I walked back to where the bodies lay.
‘Is it possible,’ I ventured, as the reality of what I had seen began to solidify in my mind, ‘that someone could have let the dog in deliberately?’
The rector turned to look at me incredulously.
‘As a prank, you mean?’
‘Hardly a prank. Whoever unleashed a half-starved hunting dog must have known it could kill.’ I knelt down by Mercer’s mauled body and patted the pockets.
‘Doctor Bruno!’ the rector exclaimed. ‘What are you about? The poor man is still warm, if you please.’
Roger Mercer had been fully dressed, despite the early hour; in one of the pockets sewn into his breeches I found what I had been looking for.
‘Here,’ I said, holding up two iron keys attached to a single ring, one much larger than the other. ‘Is one of these a key to the garden?’
The rector took the ring from my hand and examined the keys against the light.
‘Yes, the larger would open any of the three gates.’
‘Then either he let himself in and locked the gate behind him, or someone locked the gate through which he entered once he was inside,’ I reasoned. ‘Either way, he was trapped in here with a savage dog.’
‘But we still don’t know how the dog got in,’ the rector said, uncomprehending.
‘Well, we know it didn’t jump the wall, and it didn’t let itself in and lock the gate after it.’ I looked him directly in the eye as I spoke, waiting for understanding to take effect.
The rector clutched my arm, his face twisted with panic; I could smell the bile on his breath.
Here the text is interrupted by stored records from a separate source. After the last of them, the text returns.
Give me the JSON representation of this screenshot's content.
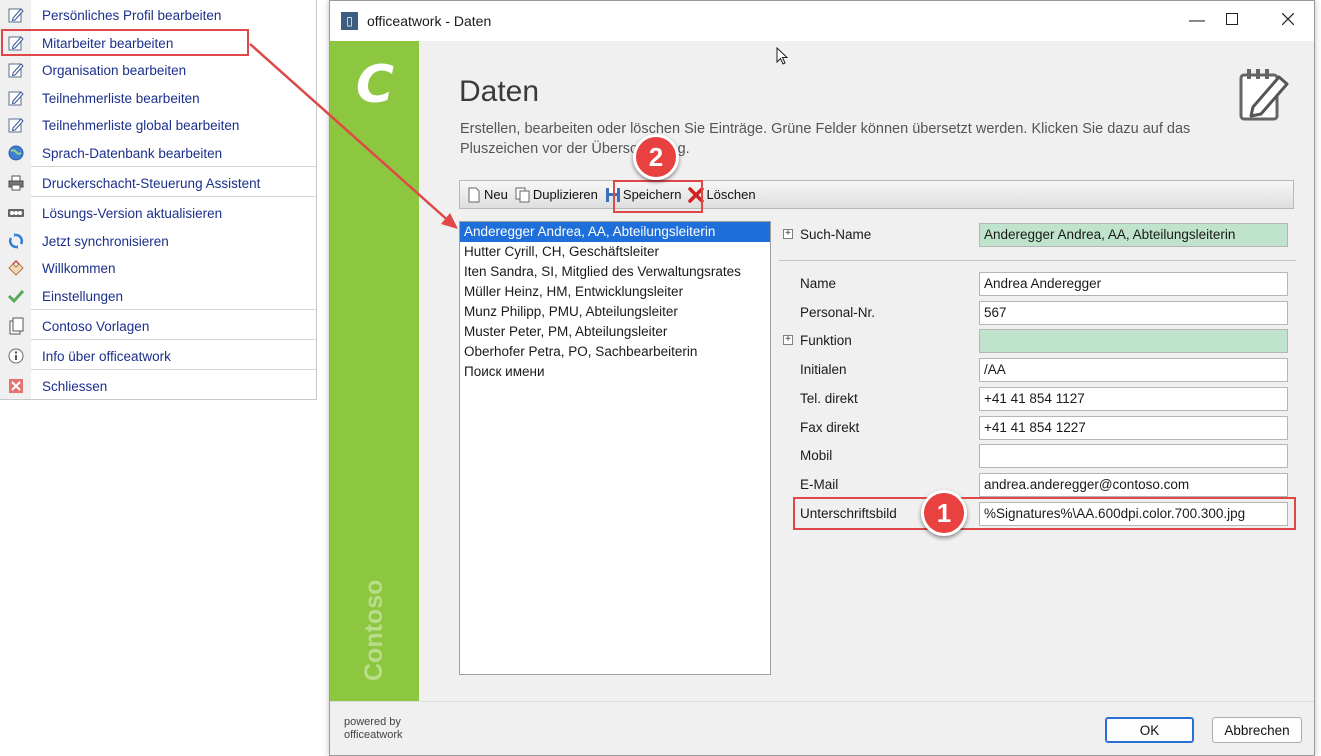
{
  "menu": {
    "items": [
      {
        "label": "Persönliches Profil bearbeiten",
        "icon": "edit-icon"
      },
      {
        "label": "Mitarbeiter bearbeiten",
        "icon": "edit-icon"
      },
      {
        "label": "Organisation bearbeiten",
        "icon": "edit-icon"
      },
      {
        "label": "Teilnehmerliste bearbeiten",
        "icon": "edit-icon"
      },
      {
        "label": "Teilnehmerliste global bearbeiten",
        "icon": "edit-icon"
      },
      {
        "label": "Sprach-Datenbank bearbeiten",
        "icon": "globe-icon"
      },
      {
        "label": "Druckerschacht-Steuerung Assistent",
        "icon": "printer-icon"
      },
      {
        "label": "Lösungs-Version aktualisieren",
        "icon": "update-icon"
      },
      {
        "label": "Jetzt synchronisieren",
        "icon": "sync-icon"
      },
      {
        "label": "Willkommen",
        "icon": "welcome-icon"
      },
      {
        "label": "Einstellungen",
        "icon": "checkmark-icon"
      },
      {
        "label": "Contoso Vorlagen",
        "icon": "template-icon"
      },
      {
        "label": "Info über officeatwork",
        "icon": "info-icon"
      },
      {
        "label": "Schliessen",
        "icon": "close-icon"
      }
    ]
  },
  "window": {
    "title": "officeatwork - Daten",
    "logo_letter": "C",
    "brand_vertical": "Contoso",
    "page_title": "Daten",
    "description": "Erstellen, bearbeiten oder löschen Sie Einträge. Grüne Felder können übersetzt werden. Klicken Sie dazu auf das Pluszeichen vor der Überschriftung.",
    "toolbar": {
      "new": "Neu",
      "duplicate": "Duplizieren",
      "save": "Speichern",
      "delete": "Löschen"
    },
    "list": [
      "Anderegger Andrea, AA, Abteilungsleiterin",
      "Hutter Cyrill, CH, Geschäftsleiter",
      "Iten Sandra, SI, Mitglied des Verwaltungsrates",
      "Müller Heinz, HM, Entwicklungsleiter",
      "Munz Philipp, PMU, Abteilungsleiter",
      "Muster Peter, PM, Abteilungsleiter",
      "Oberhofer Petra, PO, Sachbearbeiterin",
      "Поиск имени"
    ],
    "form": {
      "search_name": {
        "label": "Such-Name",
        "value": "Anderegger Andrea, AA, Abteilungsleiterin"
      },
      "name": {
        "label": "Name",
        "value": "Andrea Anderegger"
      },
      "personal_nr": {
        "label": "Personal-Nr.",
        "value": "567"
      },
      "funktion": {
        "label": "Funktion",
        "value": ""
      },
      "initialen": {
        "label": "Initialen",
        "value": "/AA"
      },
      "tel_direkt": {
        "label": "Tel. direkt",
        "value": "+41 41 854 1127"
      },
      "fax_direkt": {
        "label": "Fax direkt",
        "value": "+41 41 854 1227"
      },
      "mobil": {
        "label": "Mobil",
        "value": ""
      },
      "email": {
        "label": "E-Mail",
        "value": "andrea.anderegger@contoso.com"
      },
      "unterschriftsbild": {
        "label": "Unterschriftsbild",
        "value": "%Signatures%\\AA.600dpi.color.700.300.jpg"
      }
    },
    "powered_line1": "powered by",
    "powered_line2": "officeatwork",
    "ok": "OK",
    "cancel": "Abbrechen"
  },
  "callouts": {
    "one": "1",
    "two": "2"
  },
  "colors": {
    "green_sidebar": "#8dc63f",
    "translatable_field": "#bfe3cc",
    "selection": "#1e6fd9",
    "callout_red": "#e8413f",
    "menu_text": "#1b2f8c"
  }
}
‘What are you saying, Bruno? That someone let that dog in and then closed every means of escape?’
‘I can’t see another explanation,’ I said, looking again at the dog’s fearsome teeth, through which its limp tongue now lolled, spittle hanging in tendrils from its jaws. Norris’s arrow stuck upright from its gullet. ‘Someone who knew Doctor Mercer would come here at this hour. But surely he never suspected any harm would come to him, else he would have armed himself.’
Then I remembered Mercer’s strange remark the previous night, about how we might all live differently if we saw death approaching. I had dismissed it, but had he been revealing that he feared for his life? Unhappy coincidence only, I guessed; besides, he had spoken confidently of attending the disputation, and of conversing with me later. I felt a sudden awful sorrow; though I hardly knew the man, he had seemed warm and genuine, and I had stood by only minutes ago and listened to him die. To think that he might have been saved if I had acted quicker, if someone had had a key, if Norris had arrived sooner with his bow. One moment of indecision decides a man’s fate, I thought, and realised that I too was trembling.
‘Was it perhaps his regular practice to walk in the garden so early?’ I asked. ‘I mean, could someone have known to expect him here?’